In a clock system with complementary phases the power dissipation can be reduced by about 30% with the implementation of a charge balancing approach. One drawback of this approch, the compromise which has to be made for the balancing time over all process corners can be very good compensated by an adaption logic. The adaptive clock generator proposed in this work has an about 20% lower power dissipation in the typical- and fast-corner towards the same clock generator without adaption feature. This means a total power reduction within a high performance number-crunching unit of more than 10%.

Verifying the clock system with monte carlo-simulation reveals, that a charge balancing approach suffers much from process variation. The gain towards a conventional clock system can be more than doubled by applying a parameter adaption to the charge balancing mechanism.

For future research an alternative adaption logic may be possible by using an equilibrium detection gate based on a short circuit measurement.

#### References

Das, B. P., Amrutur, B., Jamadagni, H. S., Arvind, N. V., and Visvanathan, V.: Within-Die Gate Delay Variability Measurement Using Reconfigurable Ring Oscillators, IEEE Transactions on Semiconductor Manufacturing, 22, 256–267, 2009.

Kyriakis-Bitzaros, E. D. and Nikolaidis, S.: Design of Low Power CMOS Drivers Based on Charge Recycling Technique, IEEE Symposium on Circuits and Systems, pp. 1924–1927, 1997.

Jaffari, J. and Anis, M.: Variability-Aware Device Optimization under I<sub>on</sub> and Leakage Current Constraints, International Symposium on Low Power Electronics and Design, 2006.

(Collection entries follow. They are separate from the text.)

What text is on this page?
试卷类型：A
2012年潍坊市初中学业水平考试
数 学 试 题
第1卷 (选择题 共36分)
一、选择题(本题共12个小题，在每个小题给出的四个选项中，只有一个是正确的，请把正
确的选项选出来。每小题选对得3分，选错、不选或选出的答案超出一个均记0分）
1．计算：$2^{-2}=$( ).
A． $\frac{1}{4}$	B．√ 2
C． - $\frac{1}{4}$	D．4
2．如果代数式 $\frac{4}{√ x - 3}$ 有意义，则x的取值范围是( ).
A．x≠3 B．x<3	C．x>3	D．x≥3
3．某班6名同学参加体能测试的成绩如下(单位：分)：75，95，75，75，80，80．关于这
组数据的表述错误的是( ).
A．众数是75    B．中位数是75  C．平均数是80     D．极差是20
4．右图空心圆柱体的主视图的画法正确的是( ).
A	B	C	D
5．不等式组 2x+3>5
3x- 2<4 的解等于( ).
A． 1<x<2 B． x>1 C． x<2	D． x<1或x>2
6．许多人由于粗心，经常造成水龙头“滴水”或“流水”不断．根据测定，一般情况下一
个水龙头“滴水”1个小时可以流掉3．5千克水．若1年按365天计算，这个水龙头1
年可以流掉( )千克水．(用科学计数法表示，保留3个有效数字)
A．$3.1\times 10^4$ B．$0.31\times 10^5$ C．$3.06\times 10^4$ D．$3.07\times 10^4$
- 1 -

Pang, L.-T., Qian, K., Spanos, C. J., and Nikolic, B.: Measurement and Analysis of Variability in 45 nm Strained-Si CMOS Technology, IEEE Journal of Solid-State Circuits, 44, 2233–2243, 2009.

Nassif, S., Bernstein, K., Frank, D. J., Gattiker, A., Haensch, W., Ji, B. L., Nowak, E., Pearson, D., and Rohrer, N. J.: High Performance CMOS Variability in the 65 nm Regime and Beyond, IEEE International Electron Devices Meeting, pp. 569– 571, 2007.

Noll, T. G. and de Man, E.: Pushing the Performance Limits due to Power Dissipation of Future ULSI Chips, IEEE International Symposium on Circuits and Systems, 4, 1652–1655, 1992.